- A relatively small museum, the World Forestry Center is packed with a diverse array of exhibits touching lightly on topics of geography, conservation, industry, ecology, culture and material science (and probably several other -ologies that I missed). There’s a lot of video content and almost all of the exhibits have an interactive component, making the experience engaging and immersive if not (necessarily) deep.
- The interactive elements make it very child friendly.
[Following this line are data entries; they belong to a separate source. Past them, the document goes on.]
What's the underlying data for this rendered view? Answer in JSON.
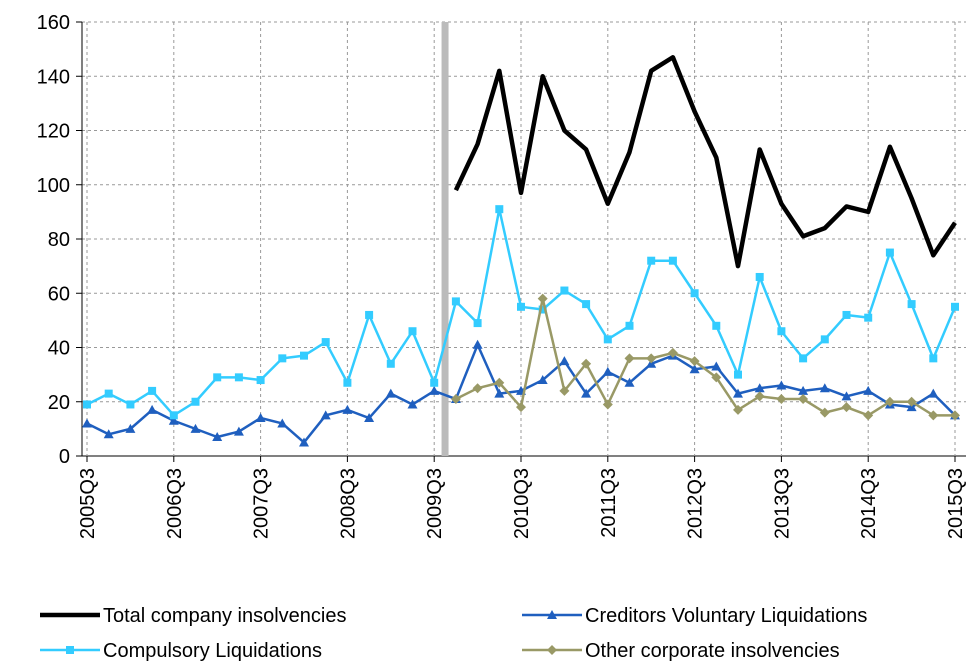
{
  "chart_data": {
    "type": "line",
    "categories": [
      "2005Q3",
      null,
      null,
      null,
      "2006Q3",
      null,
      null,
      null,
      "2007Q3",
      null,
      null,
      null,
      "2008Q3",
      null,
      null,
      null,
      "2009Q3",
      null,
      null,
      null,
      "2010Q3",
      null,
      null,
      null,
      "2011Q3",
      null,
      null,
      null,
      "2012Q3",
      null,
      null,
      null,
      "2013Q3",
      null,
      null,
      null,
      "2014Q3",
      null,
      null,
      null,
      "2015Q3"
    ],
    "series": [
      {
        "name": "Total company insolvencies",
        "color": "#000000",
        "marker": "none",
        "values": [
          null,
          null,
          null,
          null,
          null,
          null,
          null,
          null,
          null,
          null,
          null,
          null,
          null,
          null,
          null,
          null,
          null,
          98,
          115,
          142,
          97,
          140,
          120,
          113,
          93,
          112,
          142,
          147,
          127,
          110,
          70,
          113,
          93,
          81,
          84,
          92,
          90,
          114,
          95,
          74,
          86
        ]
      },
      {
        "name": "Creditors Voluntary Liquidations",
        "color": "#1f5fbf",
        "marker": "triangle",
        "values": [
          12,
          8,
          10,
          17,
          13,
          10,
          7,
          9,
          14,
          12,
          5,
          15,
          17,
          14,
          23,
          19,
          24,
          21,
          41,
          23,
          24,
          28,
          35,
          23,
          31,
          27,
          34,
          37,
          32,
          33,
          23,
          25,
          26,
          24,
          25,
          22,
          24,
          19,
          18,
          23,
          15
        ]
      },
      {
        "name": "Compulsory Liquidations",
        "color": "#33ccff",
        "marker": "square",
        "values": [
          19,
          23,
          19,
          24,
          15,
          20,
          29,
          29,
          28,
          36,
          37,
          42,
          27,
          52,
          34,
          46,
          27,
          57,
          49,
          91,
          55,
          54,
          61,
          56,
          43,
          48,
          72,
          72,
          60,
          48,
          30,
          66,
          46,
          36,
          43,
          52,
          51,
          75,
          56,
          36,
          55
        ]
      },
      {
        "name": "Other corporate insolvencies",
        "color": "#999966",
        "marker": "diamond",
        "values": [
          null,
          null,
          null,
          null,
          null,
          null,
          null,
          null,
          null,
          null,
          null,
          null,
          null,
          null,
          null,
          null,
          null,
          21,
          25,
          27,
          18,
          58,
          24,
          34,
          19,
          36,
          36,
          38,
          35,
          29,
          17,
          22,
          21,
          21,
          16,
          18,
          15,
          20,
          20,
          15,
          15
        ]
      }
    ],
    "ylim": [
      0,
      160
    ],
    "yticks": [
      0,
      20,
      40,
      60,
      80,
      100,
      120,
      140,
      160
    ],
    "grid": true
  }
}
- Not busy, especially when compared to the adjacent zoo and Children’s Museum. We went there on an overcast/drizzly Saturday in spring and despite the shared parking lot being 90% full, the museum was nearly empty. This was great for us, as there was no wait to engage with any of the exhibits. Indeed I had a hard time wrangling my son out of the paragliding firefighter experience – which was kind of awesome.
- It’s not easy to create content that will be equally engaging across all ages and naturally that’s true here too. At six, my son was a little young to grasp a lot of what was being discussed in the (very nicely arranged) world tour exhibit upstairs, for example; though I enjoyed pretending to ride the Trans-Siberian railway myself…
- It’s not that big; depending on everyone’s attention span there’s probably enough to occupy you for a couple of hours, but not a whole lot more than that.
in the area
The World Forestry Center is adjacent to Hoyt Arboretum, enabling a neat segue from theory to experience of all things tree related. The zoo and the Children’s Museum are also right next door, and you’re also just a hop skip and a jump from the Japanese Gardens and Washington Park’s playground.
if you like this…
OMSI, on the other side of the river, is the region’s largest museum with plenty of hands on exhibits… and people. On the river itself, Oregon Maritime Museum is far smaller still than the forestry center and also educational.
First posted: June 14, 2013; last updated: May 18, 2020.